Here we'll be using the same diabetes dataset to compare these results to the other models later today :)

## Loading the Data

In [1]:
#imports
import numpy as np
import pandas as po
from sklearn.model_selection import train_test_split
from sklearn.metrics import accuracy_score
from sklearn.preprocessing import StandardScaler
from sklearn.neighbors import KNeighborsClassifier

In [2]:
#loading pima indians diabetes dataset
url = "https://raw.githubusercontent.com/jbrownlee/Datasets/master/pima-indians-diabetes.data.csv"
names = ['preg', 'plas', 'pres', 'skin', 'test', 'mass', 'pedi', 'age', 'class']
data = po.read_csv(url, names=names)

#  'preg': number of pregnancies  
#  'plas': plasma glucose concentration 
#  'pres': blood pressure 
#  'skin': skin thickness
#  'test': Insulin
#  'mass': BMI
#  'pedi': diabetes pedigree function
#  'age': age
#  'class': '0' means does not have diabetes and '1' means has diabetes

data.head()

Unnamed: 0,preg,plas,pres,skin,test,mass,pedi,age,class
0,6,148,72,35,0,33.6,0.627,50,1
1,1,85,66,29,0,26.6,0.351,31,0
2,8,183,64,0,0,23.3,0.672,32,1
3,1,89,66,23,94,28.1,0.167,21,0
4,0,137,40,35,168,43.1,2.288,33,1


## Splitting Testing/Training Data

In [3]:
# columns we will use to make predictions with
x_cols = ['preg', 'plas', 'pres', 'skin', 'test', 'mass', 'pedi', 'age']

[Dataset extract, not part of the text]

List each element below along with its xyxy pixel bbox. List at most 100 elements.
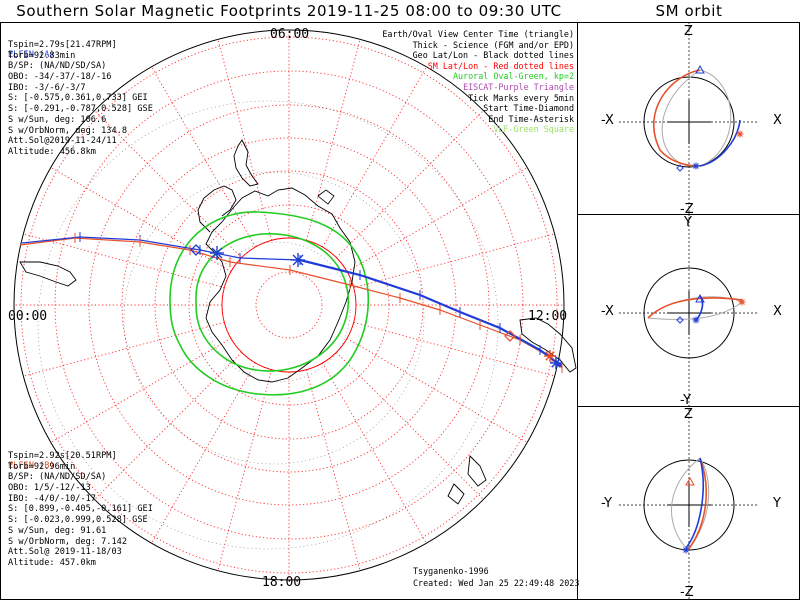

# column that we want to predict
y_col = 'class'

# 80-20 split of dataset
test_size = 0.2
x_training, x_testing, y_training, y_testing = train_test_split(data[x_cols], data[y_col], test_size=test_size, random_state=0)

## Creating Model

In [15]:
# creating a model with sklearn's k nearest neighbors, play around with the parameter to up the accuracy!
knn = KNeighborsClassifier(n_neighbors = 5)

# training/fitting model with training data
knn.fit(x_training, y_training)

KNeighborsClassifier(algorithm='auto', leaf_size=30, metric='minkowski',
           metric_params=None, n_jobs=None, n_neighbors=5, p=2,
           weights='uniform')

## Evaluating Model

In [16]:
#printing accuracy of testing & training data
y_train_pred= knn.predict(x_training)
print("Training Accuracy is ", accuracy_score(y_training, y_train_pred)*100)
y_test_pred= knn.predict(x_testing)
print("Testing Accuracy is ", accuracy_score(y_testing,y_test_pred)*100)

Training Accuracy is  81.10749185667753
Testing Accuracy is  79.87012987012987


## Notes

**Advantages**
- A good and quick starting point/baseline classifier
- Non-parametric (can be used with data that does not fit a normal distribution)

**Disadvantages**
- Degrades with high-dimension data (because there is less difference between closest and furthest neighbors)
- Unclear how to handle non-numeric features
- Doesn't handle data with skewed class distribution well (if one class is extremely dominant in the training data, it will dominate the "voting majority" for classifying new data)